Michael Pollan: Zero For Geography

Posted by R A Vaughan on October 28, 2008

Michael Pollan’s new book is called IN DEFENSE OF FOOD. In it, he disparages something he calls “The Western Diet”. This “Western Diet” is made up, not of food, but of “foodlike substances” sold in supermarkets. Michael wants to get us back to eating real food.

Hello Michael? Hello? What is this “Western” nonsense?

Has Europe been wiped out of Western culture singlehandedly, by Pollan? Apparently it has. Is he ignorant of our existence? Is he ignorant of our food? Does he think we’re somewhere in Asia? Or is he smearing us out of some misguided reluctance to call a spade a damn spade?

What Michael really means is not a “Western Diet”, but an American one. Let’s call it what it is, Michael, OK?

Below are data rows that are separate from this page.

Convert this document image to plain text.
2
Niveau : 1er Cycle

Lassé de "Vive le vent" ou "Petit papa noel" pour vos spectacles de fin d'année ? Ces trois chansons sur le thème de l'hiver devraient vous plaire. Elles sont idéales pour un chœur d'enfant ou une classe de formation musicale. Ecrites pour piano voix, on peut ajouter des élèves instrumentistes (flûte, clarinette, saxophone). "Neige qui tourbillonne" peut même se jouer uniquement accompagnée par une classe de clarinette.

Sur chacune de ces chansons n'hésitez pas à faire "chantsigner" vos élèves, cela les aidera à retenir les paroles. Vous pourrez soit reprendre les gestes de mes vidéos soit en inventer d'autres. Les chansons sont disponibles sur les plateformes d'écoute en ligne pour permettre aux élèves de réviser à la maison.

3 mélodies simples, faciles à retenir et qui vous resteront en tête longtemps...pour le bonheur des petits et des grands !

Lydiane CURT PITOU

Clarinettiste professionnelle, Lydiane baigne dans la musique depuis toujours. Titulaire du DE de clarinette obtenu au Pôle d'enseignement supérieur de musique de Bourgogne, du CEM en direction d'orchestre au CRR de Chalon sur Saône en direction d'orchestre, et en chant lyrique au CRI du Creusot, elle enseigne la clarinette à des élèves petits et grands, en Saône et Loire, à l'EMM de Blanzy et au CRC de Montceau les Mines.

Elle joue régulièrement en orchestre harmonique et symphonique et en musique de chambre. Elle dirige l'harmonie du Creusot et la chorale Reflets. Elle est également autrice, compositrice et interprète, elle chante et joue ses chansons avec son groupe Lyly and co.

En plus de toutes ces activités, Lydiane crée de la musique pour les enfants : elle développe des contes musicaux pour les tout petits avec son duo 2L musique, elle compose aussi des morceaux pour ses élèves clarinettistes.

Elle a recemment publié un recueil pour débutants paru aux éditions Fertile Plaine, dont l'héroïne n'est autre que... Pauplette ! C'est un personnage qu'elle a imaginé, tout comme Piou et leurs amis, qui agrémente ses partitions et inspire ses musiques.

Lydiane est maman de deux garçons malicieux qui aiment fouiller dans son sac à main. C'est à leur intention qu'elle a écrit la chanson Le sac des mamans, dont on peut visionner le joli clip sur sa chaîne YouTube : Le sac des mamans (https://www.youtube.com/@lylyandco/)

As a real, bona-fide, EC-passport-carrying European, I am rendered tres fatiguee by the assumption continually made by some apparently-educated-but-clearly-ignorant Americans that “European” is synonymous with “white American”. It’s not.

And in terms of food, we, in the European part of the West, do not eat “The Western Diet”. We eat food.

My mother lives in North Yorkshire. (Note to Michael: Yorkshire is a region of a small country called Britain, on the Western edge of Western Europe.) She drives carefully out every week to a miniscule farmer’s market in a neighbouring village, where she can buy ducks to roast, fresh goat’s cheese, and local organic vegetables. The choice is limited because the produce is local, and this is Yorkshire where they have rain and clay soil and frost, so there are no mangoes, bananas, avocados; it’s cabbage, carrots, spuds.

In France you expect to handle and smell food before you commit to it. I’ve seen people squeeze a baguette and pass it back because it’s not crispy enough, and I’ve seen the baker stick it back in the basket, and then rummage around to find a good one, and pass it back to be tested before it’s paid for. You eat it with live cheese covered in blue mould, along with a dandelion salad dressed in fresh olive oil and wine vinegar.

In Spain I’ve bought fish right off the quay, and little tomatoes, and heads of white papery garlic, and gone home and cooked them on the spot.

I won’t speak about the markets of Italy, for the sake of Pollan’s health. It could kill him, just hearing about them. I don’t want him to gork out, mid-orgasm, as he reads about buffalo mozarella and fresh wild arugula, and pasta made that morning, and steamed trout, and zabaglione.

Only in America have I heard people say, “I actually a made a cake from scratch today. With eggs!” Only in America have I had people, once they find out I can cook, quite seriously hand me recipes that include a can of this, a can of that, and a packet of marshmallows.

Michael, your country is not “The West”. Your country is America, and it is a case unto itself. If you want to discover the real Western Diet”, go tour Europe, and weep.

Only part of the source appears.